Town throws support behind BC Transit plan

Transit Future Plan gets the nod from Ladysmith council

The Town of Ladysmith has put its support behind the Cowichan Valley Regional District’s Transit Future Plan.

The plan, presented by BC Transit senior transit planner James Wadsworth at the Sept. 19 meeting of council, calls for a connection service north and south of the town as well as comprehensive coverage in town, including routes along Fourth and First Avenues. The plan also proposes a transit exchange. A recommendation to support the transit plan was approved at council on October 4.

“We’re showing council a neighbourhood service concept, the exact wording will be worked out in a detailed service plan if Ladysmith becomes part of the CVRD transit system,” Wadsworth said. “It’s about a vision and getting everyone to agree on a vision and from it we identify a number of priorities for service improvements and infrastructure needed to make the plan happen, and then over the next 25 years, we start implementing those.”

Ladysmith is one of the largest communities in the province that doesn’t currently have BC Transit service.

BC Transit operates with 40 per cent funded by the provincial government, 40 per cent through property taxes and the remaining 20 per cent in user fees. The CVRD runs on a similar model and expands its services based on funding from the provincial government.

“Since 2002, we’ve been knocking on the door of BC Transit to have an opportunity but the funding hasn’t been available yet,” explained Mayor Rob Hutchins.

When there is an expansion of transit funds coming to the CVRD pool, then it would allow them to provide hours for the Town of Ladysmith, Hutchins said, but added that could be a few years off yet.

“Planning is a key step towards introduction and I personally look forward to the day that we can enter into that partnership,” Hutchins said.

Coun. Duck Paterson said he is glad to see the CVRD incorporating Ladysmith into a future plan. “The burning question is when, and the second one is how much,” he said.

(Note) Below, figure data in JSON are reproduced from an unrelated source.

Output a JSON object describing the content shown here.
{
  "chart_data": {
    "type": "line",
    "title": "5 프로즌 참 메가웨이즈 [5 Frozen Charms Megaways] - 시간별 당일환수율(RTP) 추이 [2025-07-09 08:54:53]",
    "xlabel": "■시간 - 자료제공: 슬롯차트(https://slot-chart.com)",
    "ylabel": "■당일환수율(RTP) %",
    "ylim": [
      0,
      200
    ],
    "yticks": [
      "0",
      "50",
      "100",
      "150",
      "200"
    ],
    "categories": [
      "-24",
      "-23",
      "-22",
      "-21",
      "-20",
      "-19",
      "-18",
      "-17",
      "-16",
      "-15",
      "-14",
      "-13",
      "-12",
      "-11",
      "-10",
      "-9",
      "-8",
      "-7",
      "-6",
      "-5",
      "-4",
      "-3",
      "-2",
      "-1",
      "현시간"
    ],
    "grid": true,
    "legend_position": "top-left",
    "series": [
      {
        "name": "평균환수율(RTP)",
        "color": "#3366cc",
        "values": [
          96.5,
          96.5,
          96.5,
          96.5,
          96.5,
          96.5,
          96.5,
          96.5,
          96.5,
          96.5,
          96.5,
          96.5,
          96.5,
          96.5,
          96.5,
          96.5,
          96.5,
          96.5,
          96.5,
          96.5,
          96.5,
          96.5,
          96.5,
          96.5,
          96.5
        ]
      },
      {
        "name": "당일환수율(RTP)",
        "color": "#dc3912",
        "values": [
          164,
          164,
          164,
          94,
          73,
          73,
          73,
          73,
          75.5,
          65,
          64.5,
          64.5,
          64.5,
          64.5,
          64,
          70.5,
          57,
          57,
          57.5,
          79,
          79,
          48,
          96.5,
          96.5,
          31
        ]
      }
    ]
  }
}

Paterson said his concern is the potential impact on local businesses if the opportunities to leave Ladysmith are not matched by opportunities to come visit.

“Yes, it’s nice that people have the opportunity to go south to doctors and the theatre and the big box stores down there. I’m hoping that they’ll do it in such a cycle that [transit] won’t be coming to Ladysmith late in the day, to give people the chance to spend the day in Ladysmith,” Paterson said.

“The impact on the business community, we need to be aware of it.”